The Testing Movement and Delayed Gratification

Stephen Krashen
Published in: Educators for Urban Minorities 2(1): 48-50.(2001)

Ayers (2000) presents some very strong arguments against the current movement towards more testing and more basic skills. In this note, I will review some of Ayers' points, present how I assume testing and skill supporters would respond, and then respond to these counterarguments. I will conclude that underlying the testing and skills movement is a delayed gratification skill-building view of learning, and that this view is not supported by empirical data.

Ayers' arguments

Among other arguments, Ayers notes that tests bleed time from other activities. She reports that her colleagues complain that they only have time to teach to the test. In some cases, there is not even time for recess. In addition, the tests emphasize the wrong things. Quoting Art Costa, Ayers notes that tests focus on what is easy to measure but educationally insignificant, while ignoring what is hard to measure and what is educationally significant. Educationally important concepts, Ayers notes, cannot be reduced to multiple-choice format.
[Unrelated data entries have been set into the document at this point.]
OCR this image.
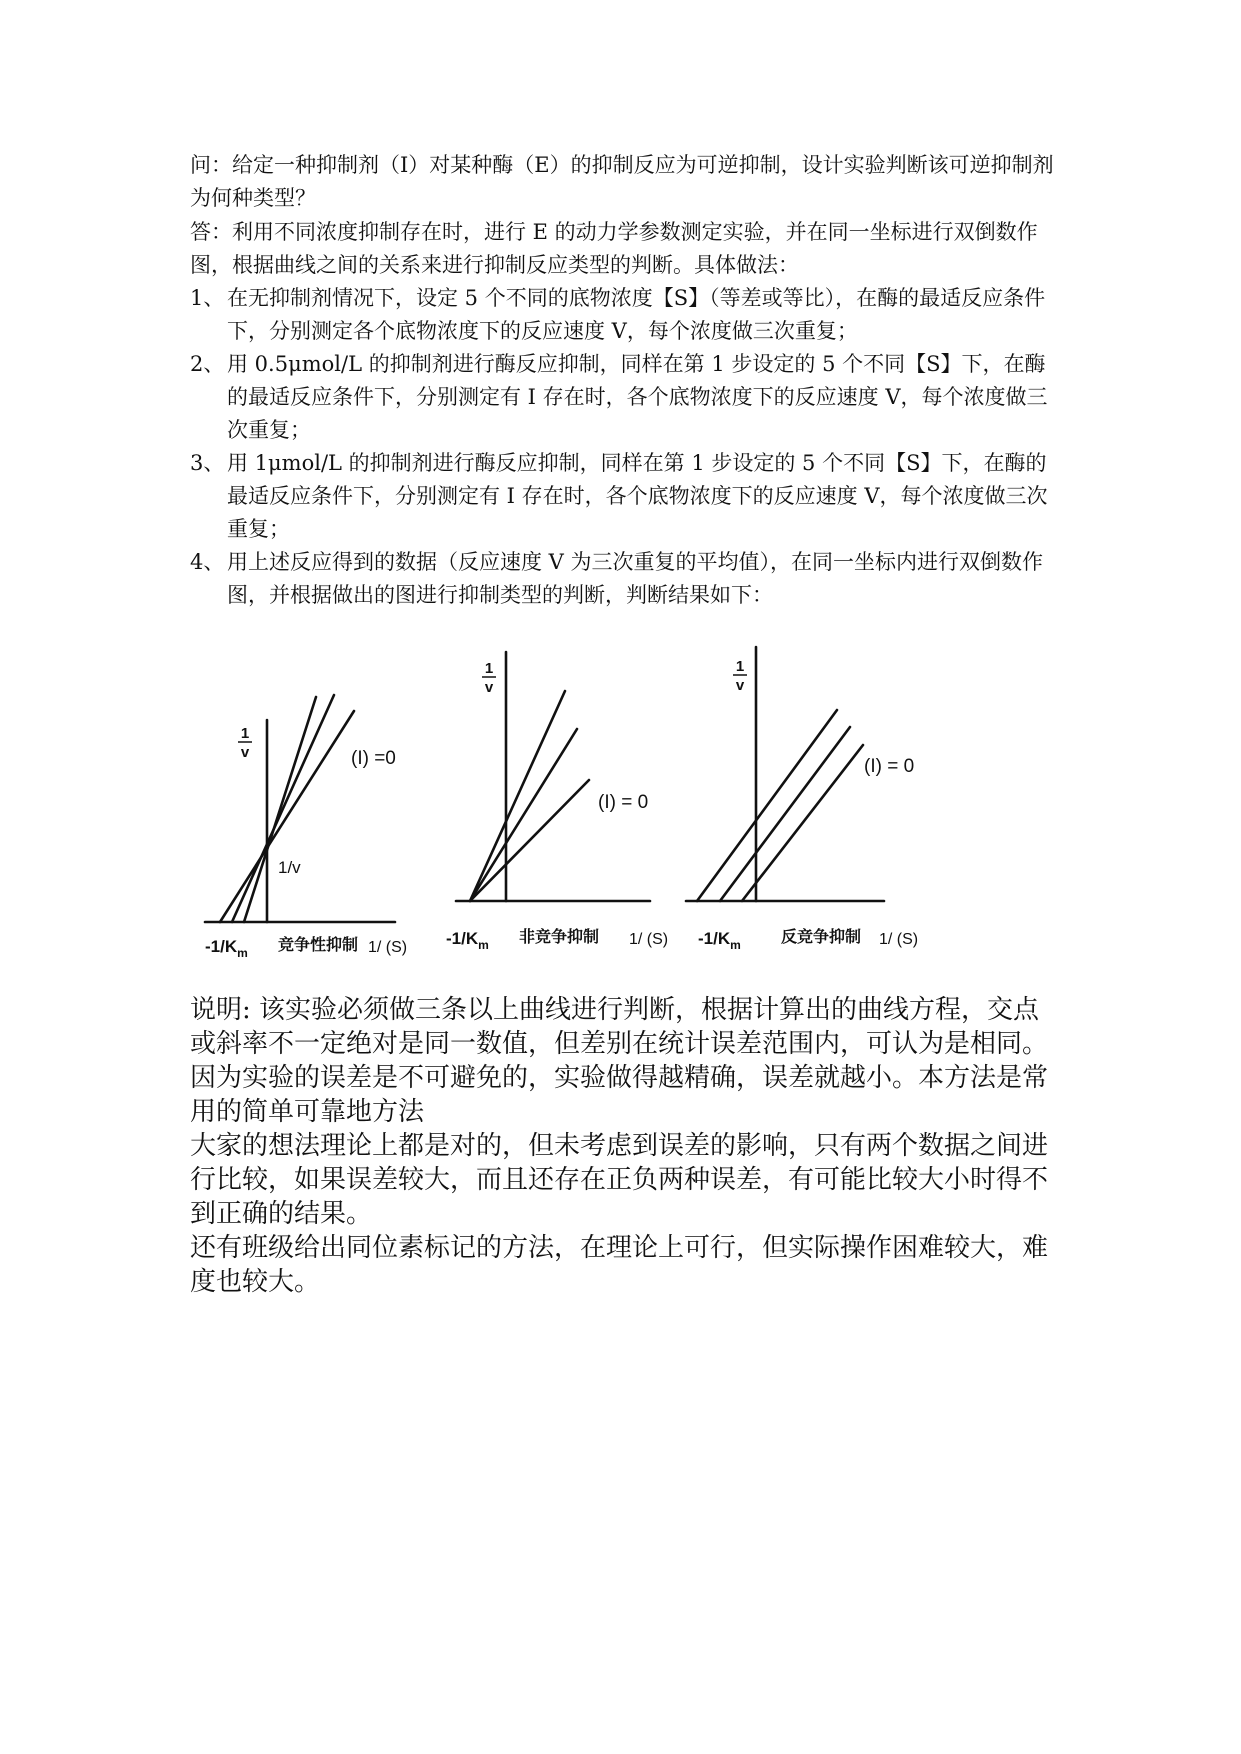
问：给定一种抑制剂（I）对某种酶（E）的抑制反应为可逆抑制，设计实验判断该可逆抑制剂为何种类型？

答：利用不同浓度抑制存在时，进行 E 的动力学参数测定实验，并在同一坐标进行双倒数作图，根据曲线之间的关系来进行抑制反应类型的判断。具体做法：

1、 在无抑制剂情况下，设定 5 个不同的底物浓度【S】（等差或等比），在酶的最适反应条件下，分别测定各个底物浓度下的反应速度 V，每个浓度做三次重复；
2、 用 0.5μmol/L 的抑制剂进行酶反应抑制，同样在第 1 步设定的 5 个不同【S】下，在酶的最适反应条件下，分别测定有 I 存在时，各个底物浓度下的反应速度 V，每个浓度做三次重复；
3、 用 1μmol/L 的抑制剂进行酶反应抑制，同样在第 1 步设定的 5 个不同【S】下，在酶的最适反应条件下，分别测定有 I 存在时，各个底物浓度下的反应速度 V，每个浓度做三次重复；
4、 用上述反应得到的数据（反应速度 V 为三次重复的平均值），在同一坐标内进行双倒数作图，并根据做出的图进行抑制类型的判断，判断结果如下：
1
v	(I) =0
1/v
$-1/K_m$ 竞争性抑制 1/ (S)
1
v
(I) = 0
$-1/K_m$ 非竞争抑制 1/ (S)
1
v
(I) = 0
$-1/K_m$	反竞争抑制 1/ (S)

说明: 该实验必须做三条以上曲线进行判断，根据计算出的曲线方程，交点或斜率不一定绝对是同一数值，但差别在统计误差范围内，可认为是相同。因为实验的误差是不可避免的，实验做得越精确，误差就越小。本方法是常用的简单可靠地方法

大家的想法理论上都是对的，但未考虑到误差的影响，只有两个数据之间进行比较，如果误差较大，而且还存在正负两种误差，有可能比较大小时得不到正确的结果。

还有班级给出同位素标记的方法，在理论上可行，但实际操作困难较大，难度也较大。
Finally, tests and the skill building activities that are supposed to prepare children for tests are dull. Ayers would like children to have fun at school.

The responses

From my understanding of the skill-building approach, supporters of the testing movement would respond as follows:

The time spent doing skill-building preparing for tests is very well spent. Children cannot do interesting and creative work until they master their skills. Children need a firm foundation, a rock-hard knowledge of language skills (spelling, phonics, grammar) before they use these skills in real reading and writing, and a large stockpile of facts before they can apply these facts in problem-solving.

Learning is not fun. Learning is hard work, and there is no way to avoid it. Just because something feels good does not mean it is good for you. Enjoyment comes as a result of mastery of skills.

Underlying the skill-building view is "the skill-building hypothesis." For language and literacy development, this hypothesis holds that we learn language by first learning the component parts. This is done through conscious understanding of rules, and output "practice," and is fine-tuned via error correction. We can only use language in real situations after we have mastered the basics. The skill building hypothesis is thought to apply to reading (phonics first), writing (spelling and grammar first), and second language acquisition in general. For concept development, the skill-building hypothesis holds that we first learn facts, and only later can apply these facts to build higher level concepts.

The skill building view is thus a tough love, delayed gratification theory of learning.

Another view

The "Comprehension Hypothesis" holds that language and literacy are developed when we understand messages. For reading, this is the view that we "learn to read by reading" (Smith,1994; Goodman, 1982). The Comprehension Hypothesis also holds that "skills" are the result of reading, not the cause, that real reading is the source of much of our knowledge of phonics, vocabulary, spelling, grammar, and our ability to write with an acceptable writing style.

The Comprehension Hypothesis is supported by a substantial amount of research. This research contains an interesting result: When studies compare students given a "comprehension" approach (lots of meaningful reading) with those who are given skills, the readers not only do better on tests of reading comprehension, they also do just as well on tests of skills! (Krashen, 1999). This pulls the rug out from under the argument that skills need to be drilled and that they need to come first.